What Wolf essentially recommends to “Chris,” the young patriot in question, is for him to not have any secrets, simply because his dissent might become chilled if he were ever blackmailed; in other words, he should expose his darkest, most intimately personal secrets with his spouse, family, and possibly colleagues in order to not be cunningly coerced into silence. I think a better remedy for those who chose, as a matter of conscience, to express their grievances publicly, is to also exercise their right to privacy, to the extent that they realistically can, through good security culture. If it’s good enough to keep the monkey-wrenchers out of prison, then it’s good enough for me and you who aren’t violating mala prohibita, if we care enough about personal privacy as a matter of principle. As with the rest of our natural liberties, use it or lose it!

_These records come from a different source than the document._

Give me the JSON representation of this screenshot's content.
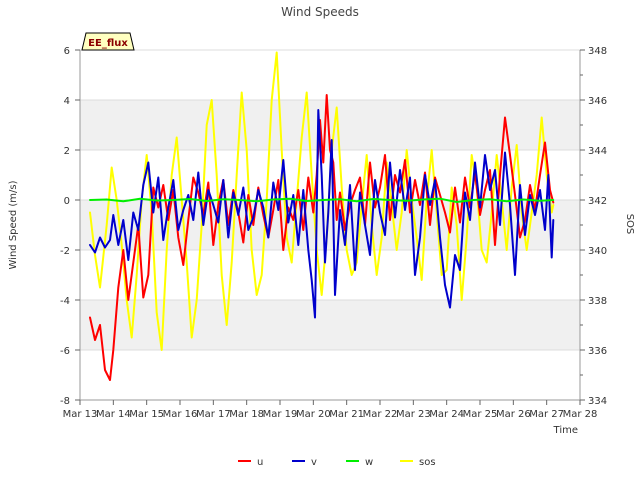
{
  "chart_data": {
    "type": "line",
    "title": "Wind Speeds",
    "badge": "EE_flux",
    "xlabel": "Time",
    "ylabel": "Wind Speed (m/s)",
    "y2label": "SOS",
    "xlim": [
      13,
      28
    ],
    "ylim": [
      -8,
      6
    ],
    "y2lim": [
      334,
      348
    ],
    "x_tick_values": [
      13,
      14,
      15,
      16,
      17,
      18,
      19,
      20,
      21,
      22,
      23,
      24,
      25,
      26,
      27,
      28
    ],
    "x_tick_labels": [
      "Mar 13",
      "Mar 14",
      "Mar 15",
      "Mar 16",
      "Mar 17",
      "Mar 18",
      "Mar 19",
      "Mar 20",
      "Mar 21",
      "Mar 22",
      "Mar 23",
      "Mar 24",
      "Mar 25",
      "Mar 26",
      "Mar 27",
      "Mar 28"
    ],
    "y_ticks": [
      -8,
      -6,
      -4,
      -2,
      0,
      2,
      4,
      6
    ],
    "y2_ticks": [
      334,
      336,
      338,
      340,
      342,
      344,
      346,
      348
    ],
    "colors": {
      "u": "#ff0000",
      "v": "#0000cc",
      "w": "#00ee00",
      "sos": "#ffff00",
      "band": "#f0f0f0",
      "grid": "#dddddd",
      "badge_fill": "#ffffc0"
    },
    "series": [
      {
        "name": "u",
        "axis": "left",
        "x": [
          13.3,
          13.45,
          13.6,
          13.75,
          13.9,
          14.0,
          14.15,
          14.3,
          14.45,
          14.6,
          14.75,
          14.9,
          15.05,
          15.2,
          15.35,
          15.5,
          15.65,
          15.8,
          15.95,
          16.1,
          16.25,
          16.4,
          16.55,
          16.7,
          16.85,
          17.0,
          17.15,
          17.3,
          17.45,
          17.6,
          17.75,
          17.9,
          18.05,
          18.2,
          18.35,
          18.5,
          18.65,
          18.8,
          18.95,
          19.1,
          19.25,
          19.4,
          19.55,
          19.7,
          19.85,
          20.0,
          20.1,
          20.2,
          20.3,
          20.4,
          20.5,
          20.6,
          20.7,
          20.8,
          20.95,
          21.1,
          21.25,
          21.4,
          21.55,
          21.7,
          21.85,
          22.0,
          22.15,
          22.3,
          22.45,
          22.6,
          22.75,
          22.9,
          23.05,
          23.2,
          23.35,
          23.5,
          23.65,
          23.8,
          23.95,
          24.1,
          24.25,
          24.4,
          24.55,
          24.7,
          24.85,
          25.0,
          25.15,
          25.3,
          25.45,
          25.6,
          25.75,
          25.9,
          26.05,
          26.2,
          26.35,
          26.5,
          26.65,
          26.8,
          26.95,
          27.1,
          27.2
        ],
        "values": [
          -4.7,
          -5.6,
          -5.0,
          -6.8,
          -7.2,
          -6.0,
          -3.5,
          -2.0,
          -4.0,
          -2.5,
          -1.0,
          -3.9,
          -3.0,
          0.5,
          -0.3,
          0.6,
          -0.8,
          0.4,
          -1.5,
          -2.6,
          -0.8,
          0.9,
          0.3,
          -0.6,
          0.7,
          -1.8,
          -0.2,
          0.8,
          -1.0,
          0.4,
          -0.5,
          -1.7,
          0.2,
          -1.0,
          0.5,
          -0.6,
          -1.5,
          -0.4,
          0.8,
          -2.0,
          -0.3,
          -0.8,
          0.4,
          -1.2,
          0.9,
          -0.5,
          1.0,
          3.2,
          1.5,
          4.2,
          2.0,
          1.5,
          -0.8,
          0.3,
          -1.2,
          -0.2,
          0.4,
          0.9,
          -1.0,
          1.5,
          -0.3,
          0.5,
          1.8,
          -0.8,
          1.0,
          0.3,
          1.6,
          -0.5,
          0.8,
          -0.2,
          1.1,
          -1.0,
          0.9,
          0.2,
          -0.5,
          -1.3,
          0.5,
          -0.9,
          0.9,
          -0.3,
          1.1,
          -0.6,
          0.4,
          1.2,
          -1.8,
          1.0,
          3.3,
          1.8,
          0.2,
          -1.5,
          -0.8,
          0.6,
          -0.4,
          1.0,
          2.3,
          0.4,
          -0.1
        ]
      },
      {
        "name": "v",
        "axis": "left",
        "x": [
          13.3,
          13.45,
          13.6,
          13.75,
          13.9,
          14.0,
          14.15,
          14.3,
          14.45,
          14.6,
          14.75,
          14.9,
          15.05,
          15.2,
          15.35,
          15.5,
          15.65,
          15.8,
          15.95,
          16.1,
          16.25,
          16.4,
          16.55,
          16.7,
          16.85,
          17.0,
          17.15,
          17.3,
          17.45,
          17.6,
          17.75,
          17.9,
          18.05,
          18.2,
          18.35,
          18.5,
          18.65,
          18.8,
          18.95,
          19.1,
          19.25,
          19.4,
          19.55,
          19.7,
          19.85,
          19.95,
          20.05,
          20.15,
          20.25,
          20.35,
          20.45,
          20.55,
          20.65,
          20.8,
          20.95,
          21.1,
          21.25,
          21.4,
          21.55,
          21.7,
          21.85,
          22.0,
          22.15,
          22.3,
          22.45,
          22.6,
          22.75,
          22.9,
          23.05,
          23.2,
          23.35,
          23.5,
          23.65,
          23.8,
          23.95,
          24.1,
          24.25,
          24.4,
          24.55,
          24.7,
          24.85,
          25.0,
          25.15,
          25.3,
          25.45,
          25.6,
          25.75,
          25.9,
          26.05,
          26.2,
          26.35,
          26.5,
          26.65,
          26.8,
          26.95,
          27.05,
          27.15,
          27.2
        ],
        "values": [
          -1.8,
          -2.1,
          -1.5,
          -1.9,
          -1.6,
          -0.6,
          -1.8,
          -0.8,
          -2.4,
          -0.5,
          -1.2,
          0.6,
          1.5,
          -0.5,
          0.9,
          -1.6,
          -0.3,
          0.8,
          -1.2,
          -0.4,
          0.2,
          -0.8,
          1.1,
          -1.0,
          0.4,
          -0.2,
          -0.9,
          0.8,
          -1.5,
          0.3,
          -0.6,
          0.5,
          -1.2,
          -0.7,
          0.4,
          -0.3,
          -1.5,
          0.7,
          -0.4,
          1.6,
          -0.9,
          0.2,
          -1.8,
          0.4,
          -2.0,
          -3.2,
          -4.7,
          3.6,
          1.0,
          -2.5,
          -0.5,
          2.4,
          -3.8,
          -0.4,
          -1.8,
          0.6,
          -2.8,
          0.3,
          -1.0,
          -2.2,
          0.8,
          -0.5,
          -1.4,
          1.5,
          -0.7,
          1.2,
          -0.4,
          0.9,
          -3.0,
          -1.5,
          1.0,
          -0.2,
          0.8,
          -1.5,
          -3.4,
          -4.3,
          -2.2,
          -2.8,
          0.3,
          -0.8,
          1.5,
          -0.3,
          1.8,
          0.4,
          1.2,
          -1.0,
          1.9,
          -0.2,
          -3.0,
          0.6,
          -1.4,
          0.2,
          -0.6,
          0.4,
          -1.2,
          1.0,
          -2.3,
          -0.8
        ]
      },
      {
        "name": "w",
        "axis": "left",
        "x": [
          13.3,
          13.8,
          14.3,
          14.8,
          15.3,
          15.8,
          16.3,
          16.8,
          17.3,
          17.8,
          18.3,
          18.8,
          19.3,
          19.8,
          20.3,
          20.8,
          21.3,
          21.8,
          22.3,
          22.8,
          23.3,
          23.8,
          24.3,
          24.8,
          25.3,
          25.8,
          26.3,
          26.8,
          27.2
        ],
        "values": [
          0.0,
          0.02,
          -0.05,
          0.05,
          -0.02,
          0.0,
          0.04,
          -0.04,
          0.03,
          0.0,
          -0.05,
          0.02,
          0.05,
          -0.04,
          0.0,
          0.03,
          -0.05,
          0.04,
          0.0,
          -0.03,
          0.02,
          0.05,
          -0.08,
          0.0,
          0.03,
          -0.05,
          0.02,
          -0.03,
          0.0
        ]
      },
      {
        "name": "sos",
        "axis": "right",
        "x": [
          13.3,
          13.45,
          13.6,
          13.8,
          13.95,
          14.1,
          14.25,
          14.4,
          14.55,
          14.7,
          14.85,
          15.0,
          15.15,
          15.3,
          15.45,
          15.6,
          15.75,
          15.9,
          16.05,
          16.2,
          16.35,
          16.5,
          16.65,
          16.8,
          16.95,
          17.1,
          17.25,
          17.4,
          17.55,
          17.7,
          17.85,
          18.0,
          18.15,
          18.3,
          18.45,
          18.6,
          18.75,
          18.9,
          19.05,
          19.2,
          19.35,
          19.5,
          19.65,
          19.8,
          19.95,
          20.1,
          20.25,
          20.4,
          20.55,
          20.7,
          20.85,
          21.0,
          21.15,
          21.3,
          21.45,
          21.6,
          21.75,
          21.9,
          22.05,
          22.2,
          22.35,
          22.5,
          22.65,
          22.8,
          22.95,
          23.1,
          23.25,
          23.4,
          23.55,
          23.7,
          23.85,
          24.0,
          24.15,
          24.3,
          24.45,
          24.6,
          24.75,
          24.9,
          25.05,
          25.2,
          25.35,
          25.5,
          25.65,
          25.8,
          25.95,
          26.1,
          26.25,
          26.4,
          26.55,
          26.7,
          26.85,
          27.0,
          27.15,
          27.2
        ],
        "values": [
          341.5,
          339.8,
          338.5,
          341.0,
          343.3,
          342.0,
          340.2,
          338.0,
          336.5,
          339.0,
          342.0,
          343.8,
          341.5,
          337.5,
          336.0,
          340.0,
          343.0,
          344.5,
          342.0,
          339.5,
          336.5,
          338.0,
          341.0,
          345.0,
          346.0,
          343.0,
          339.0,
          337.0,
          339.5,
          343.0,
          346.3,
          344.0,
          340.0,
          338.2,
          339.0,
          342.0,
          346.0,
          347.9,
          344.0,
          340.5,
          339.5,
          342.0,
          344.5,
          346.3,
          343.0,
          340.0,
          338.2,
          340.5,
          344.0,
          345.7,
          342.5,
          340.0,
          339.0,
          339.5,
          341.8,
          343.8,
          341.0,
          339.0,
          340.5,
          343.5,
          341.8,
          340.0,
          341.5,
          344.0,
          342.0,
          340.5,
          338.8,
          342.0,
          344.0,
          341.5,
          339.0,
          339.2,
          342.5,
          341.0,
          338.0,
          340.5,
          343.8,
          342.5,
          340.0,
          339.5,
          341.5,
          343.8,
          342.0,
          340.0,
          342.5,
          344.2,
          341.5,
          340.0,
          341.5,
          343.0,
          345.3,
          343.0,
          341.5,
          341.8
        ]
      }
    ],
    "legend": {
      "placement": "bottom-center",
      "entries": [
        "u",
        "v",
        "w",
        "sos"
      ]
    }
  }
}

Naomi Wolf’s The End of America: Letter of Warning to a Young Patriot is a snapshot in time before the rise of the Tea Partiers and the later Occupy Wall Street reformists. Considering how the patriot faction has now ostracized David Stone, Ryan Payne, and KC Massey, I’d say America has already ended, in any real way that matters. Let’s get real for a moment about something, shall we? Any idea of “America” died a long time ago with the banishment of classically liberal American republicanism, and seeing through the fog of illusion entails a phase upon where one understands what never was, and never will be. No amount of documentaries is going to make up for the fact that Naomi Wolf is no Wendy McElroy. While it was good that Wolf mentioned that Obama continued the Bush Doctrine, again, her continued expression of her grievances, as she did during the New Hampshire Liberty Forum last year in 2014, is little else than the reformist echo chamber.